8.2 Eigene kritische Würdigung
Der Autor der vorliegenden Arbeit macht darauf aufmerksam, dass die Markenidentität der Marke, die aus den Ergebnissen einer Online-Umfrage und Interviews modelliert wurde, nicht alle Aspekte der Markenidentitätsbildung und des Markenmanagements berücksichtigt. Daher sind auch die Aussagekraft der Ergebnisse und die Tiefe der Schlussfolgerungen limitiert, da Einflüsse der nicht beachteten Aspekte – wie bspw. der Einfluss von Stakeholdern oder finanzielle Rahmenbedingungen – auf die betrachteten Aspekte nicht berücksichtigt wurden.
Darüber hinaus weist der Autor darauf hin, dass die Erhebung der Markenidentität durch die zeitliche Beschränkung und die damit verbundene Reichweite der Arbeit auf verschiedene, in der einschlägigen Literatur benannte, Aspekte und Methoden verzichten musste. So war bspw. eine fundierte Analyse der Konkurrenzwirkung auf die Marke etwa durch den Einsatz von Fokusgruppeninterviews und/oder tiefenpsychologische Interviews zu einzelnen Aspekten der Markenidentität nicht möglich.
Des Weiteren ist darauf hinzuweisen, dass die Aussagekraft der Markenidentität bezogen auf einzelne, spezifische Zielgruppen nicht untersucht werden konnte. Zwar wurden plausible Zielgruppenmerkmale wie Alter, Geschlecht, Herkunft und sexuelle Orientierung abgefragt, jedoch ließ die unterschiedliche Teilnehmerzahl der einzelnen Teilgruppen keine Auswertung der Identitätsaspekte zu. Eine Ausnahme bildete hier die Differenzierung zwischen homo- und heterosexueller Orientierung.Da nicht nach einer eigenen HIV Infektion gefragt wurde, können die Daten zum Markenimage nur als Ergebnisse für die Allgemeinbevölkerung bewertet werden, ohne den Einfluss durch Aussagen einer spezifischen Zielgruppe bewerten zu können.

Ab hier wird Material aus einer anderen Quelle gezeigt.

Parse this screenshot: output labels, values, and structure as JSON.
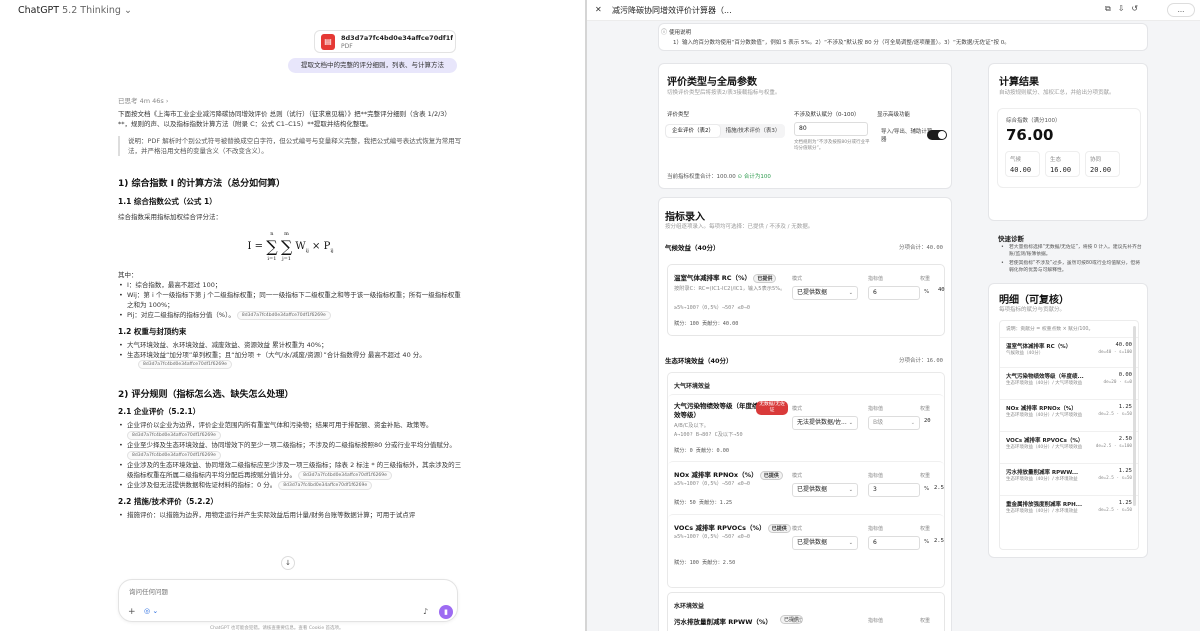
{
  "chat": {
    "title": "ChatGPT",
    "version": "5.2 Thinking",
    "file_name": "8d3d7a7fc4bd0e34affce70df1f62...",
    "file_type": "PDF",
    "user_message": "提取文档中的完整的评分细则，列表、与计算方法",
    "thought_time": "已思考 4m 46s",
    "intro": "下面按文档《上海市工业企业减污降碳协同增效评价 总则（试行）（征求意见稿）》把**完整评分细则（含表 1/2/3）**，规则的声、以及指标指数计算方法（附录 C：公式 C1–C15）**提取并结构化整理。",
    "note": "说明：PDF 解析时个别公式符号被替换成空白字符，但公式编号与变量释义完整，我把公式编号表达式恢复为常用写法，并严格沿用文档的变量含义（不改变含义）。",
    "sec1_title": "1) 综合指数 I 的计算方法（总分如何算）",
    "sec1_1_title": "1.1 综合指数公式（公式 1）",
    "sec1_1_text": "综合指数采用指标加权综合评分法：",
    "formula_lhs": "I =",
    "formula_n": "n",
    "formula_m": "m",
    "formula_i": "i=1",
    "formula_j": "j=1",
    "formula_body": "W",
    "formula_body_sub": "ij",
    "formula_times": "× P",
    "formula_p_sub": "ij",
    "where_label": "其中：",
    "where_items": [
      "I：综合指数，最高不超过 100；",
      "Wij：第 i 个一级指标下第 j 个二级指标权重；同一一级指标下二级权重之和等于该一级指标权重；所有一级指标权重之和为 100%；",
      "Pij：对应二级指标的指标分值（%）。"
    ],
    "ref_chip": "8d3d7a7fc4bd0e34affce70df1f6269e",
    "sec1_2_title": "1.2 权重与封顶约束",
    "sec1_2_items": [
      "大气环境效益、水环境效益、减废效益、资源效益 累计权重为 40%；",
      "生态环境效益“加分项”单列权重；且“加分项 +（大气/水/减废/资源）”合计指数得分 最高不超过 40 分。"
    ],
    "sec2_title": "2) 评分规则（指标怎么选、缺失怎么处理）",
    "sec2_1_title": "2.1 企业评价（5.2.1）",
    "sec2_1_items": [
      "企业评价以企业为边界，评价企业范围内所有重室气体和污染物；结果可用于排配额、资金补贴、政策等。",
      "企业至少择及生态环境效益、协同增效下的至少一项二级指标；不涉及的二级指标按照80 分或行业平均分值赋分。",
      "企业涉及的生态环境效益、协同增效二级指标应至少涉及一项三级指标；除表 2 标注 * 的三级指标外，其余涉及的三级指标权重在所属二级指标内平均分配后再按赋分值计分。",
      "企业涉及但无法提供数据和佐证材料的指标：0 分。"
    ],
    "sec2_2_title": "2.2 措施/技术评价（5.2.2）",
    "sec2_2_items": [
      "措施评价：以措施为边界，用物定运行并产生实际效益后用计量/财务台账等数据计算；可用于试点评"
    ],
    "composer_placeholder": "询问任何问题",
    "disclaimer": "ChatGPT 也可能会犯错。请核查重要信息。查看 Cookie 首选项。"
  },
  "canvas": {
    "title": "减污降碳协同增效评价计算器（...",
    "share_label": "...",
    "note_title": "使用说明",
    "note_text": "1）输入的百分数均使用“百分数数值”，例如 5 表示 5%。2）“不涉及”默认按 80 分（可全局调整/逐项覆盖）。3）“无数据/无佐证”按 0。",
    "params": {
      "title": "评价类型与全局参数",
      "subtitle": "切换评价类型后将按表2/表3接载指标与权重。",
      "type_label": "评价类型",
      "type_options": [
        "企业评价（表2）",
        "措施/技术评价（表3）"
      ],
      "default_label": "不涉及默认赋分（0-100）",
      "default_value": "80",
      "default_hint": "文档规则为“不涉及按照80分或行业平均分值赋分”。",
      "adv_label": "显示高级功能",
      "adv_text": "导入/导出、辅助计算器",
      "weight_total": "当前指标权重合计：100.00",
      "weight_ok": "合计为100"
    },
    "result": {
      "title": "计算结果",
      "subtitle": "自动按规则赋分、加权汇总，并给出分项贡献。",
      "total_label": "综合指数（满分100）",
      "total_value": "76.00",
      "subs": [
        {
          "label": "气候",
          "value": "40.00"
        },
        {
          "label": "生态",
          "value": "16.00"
        },
        {
          "label": "协同",
          "value": "20.00"
        }
      ]
    },
    "diag": {
      "title": "快速诊断",
      "items": [
        "若大量指标选择“无数据/无佐证”，将按 0 计入。建议先补齐台账/监测/账簿依据。",
        "若使其指标“不涉及”过多，虽然可按80或行业均值赋分，但将弱化你的优势与可解释性。"
      ]
    },
    "detail": {
      "title": "明细（可复核）",
      "subtitle": "每项指标的赋分与贡献分。",
      "header": "说明：贡献分 = 权重点数 × 赋分/100。",
      "rows": [
        {
          "name": "温室气体减排率 RC（%）",
          "cat": "气候效益（40分）",
          "value": "40.00",
          "detail": "de=40 · s=100"
        },
        {
          "name": "大气污染物绩效等级（年度绩...",
          "cat": "生态环境效益（40分）/ 大气环境效益",
          "value": "0.00",
          "detail": "de=20 · s=0"
        },
        {
          "name": "NOx 减排率 RPNOx（%）",
          "cat": "生态环境效益（40分）/ 大气环境效益",
          "value": "1.25",
          "detail": "de=2.5 · s=50"
        },
        {
          "name": "VOCs 减排率 RPVOCs（%）",
          "cat": "生态环境效益（40分）/ 大气环境效益",
          "value": "2.50",
          "detail": "de=2.5 · s=100"
        },
        {
          "name": "污水排放量削减率 RPWW...",
          "cat": "生态环境效益（40分）/ 水环境效益",
          "value": "1.25",
          "detail": "de=2.5 · s=50"
        },
        {
          "name": "重金属排放强度削减率 RPH...",
          "cat": "生态环境效益（40分）/ 水环境效益",
          "value": "1.25",
          "detail": "de=2.5 · s=50"
        }
      ]
    },
    "input": {
      "title": "指标录入",
      "subtitle": "按分组逐项录入。每项均可选择：已提供 / 不涉及 / 无数据。",
      "sec_climate": "气候效益（40分）",
      "sec_climate_score": "分项合计：40.00",
      "sec_eco": "生态环境效益（40分）",
      "sec_eco_score": "分项合计：16.00",
      "sub_air": "大气环境效益",
      "sub_water": "水环境效益",
      "col_mode": "模式",
      "col_value": "指标值",
      "col_weight": "权重",
      "items": [
        {
          "name": "温室气体减排率 RC（%）",
          "tag": "已提供",
          "desc": "按附录C：RC=(IC1-IC2)/IC1，输入5表示5%。",
          "rule": "≥5%→100?（0,5%）→50? ≤0→0",
          "score": "赋分：100  贡献分：40.00",
          "mode": "已提供数据",
          "value": "6",
          "weight": "40"
        },
        {
          "name": "大气污染物绩效等级（年度绩效等级）",
          "tag": "无数据/无佐证",
          "desc": "A/B/C及以下。",
          "rule": "A→100? B→80? C及以下→50",
          "score": "赋分：0  贡献分：0.00",
          "mode": "无法提供数据/佐...",
          "value": "B级",
          "weight": "20"
        },
        {
          "name": "NOx 减排率 RPNOx（%）",
          "tag": "已提供",
          "desc": "",
          "rule": "≥5%→100?（0,5%）→50? ≤0→0",
          "score": "赋分：50  贡献分：1.25",
          "mode": "已提供数据",
          "value": "3",
          "weight": "2.5"
        },
        {
          "name": "VOCs 减排率 RPVOCs（%）",
          "tag": "已提供",
          "desc": "",
          "rule": "≥5%→100?（0,5%）→50? ≤0→0",
          "score": "赋分：100  贡献分：2.50",
          "mode": "已提供数据",
          "value": "6",
          "weight": "2.5"
        },
        {
          "name": "污水排放量削减率 RPWW（%）",
          "tag": "已提供",
          "desc": "",
          "rule": "",
          "score": "",
          "mode": "",
          "value": "",
          "weight": ""
        }
      ]
    }
  }
}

Bei der Imageerhebung der Interviews stellt der Autor kritisch fest, dass die drei interviewten Personen zum Teil selbst Stakeholder der BAH sind, was in der Auswertung nicht berücksichtigt wurde. Ebenso geht der Autor davon aus, dass in allen Fällen zum einen ein hohes Involvement der Interviewten und zum anderen soziale Erwünschtheit die Antworten beeinflusst haben können. Wie stark sich eine möglich soziale Erwünschtheit auf die Ergebnisse ausgewirkt hat, kann nicht abschließend geklärt werden, da dies nicht in der Erhebung geprüft wurde.
8.3 Ausblick
Da in der vorliegenden Arbeit nur ausgewählte Aspekte des Social Marketing und Instrumente untersucht wurden, kann sich der Ausblick auch nur auf diese beziehen. Da aus der Identität der BAH hervorgeht, dass der funktionale Nutzen im Vordergrund des Images steht, scheint insbesondere die Stärkung des symbolischen Nutzens im Sinne der Ziele Antidiskriminierung, Antistigmatisierung und Enttabuisierung notwendig.
Um die Markenidentität der BAH zu optimieren, scheint eine stärkere Ausrichtung auf Social Marketing sinnvoll. Damit geht einher, dass der Einsatz von Social Marketing Instrumenten zieladäquat durchgeführt werden muss. Ansätze aus der vorliegenden Arbeit zur Positionierung, wie die Nutzung von Positionierungsmechanismen, die über das Modell des funktionalen Markennutzens hinaus gehen, sollten dabei ebenso mitgedacht werden, wie die Möglichkeit, neue Kommunikationsansätze wie bspw. Facebook, stärker in den Fokus zu nehmen. Bezogen auf die Zielgruppe der BAH müssen Möglichkeiten gefunden werden, die Arbeit stärker auf einzelne Fokusgruppen auszurichten bzw. differenzierte Ansätze für unterschiedliche Untergruppen der gesamten Zielgruppe zu finden. Ansatzpunkt für einzelne Fokusgruppen bietet dabei die Herangehensweise über das Involvement der Konsumenten. Einen weiteren Ansatzpunkt bietet die Analyse der Risikogruppen und des unterschiedlichen Wissensstands zu HIV und Aids. In diesem Sinne wäre auch denkbar, im Sinne einer Point-of-Parity Strategie gemeinsame Ziele mit den anderen Trägern in Berlin zu vereinbaren, um die Kooperation zu intensivieren.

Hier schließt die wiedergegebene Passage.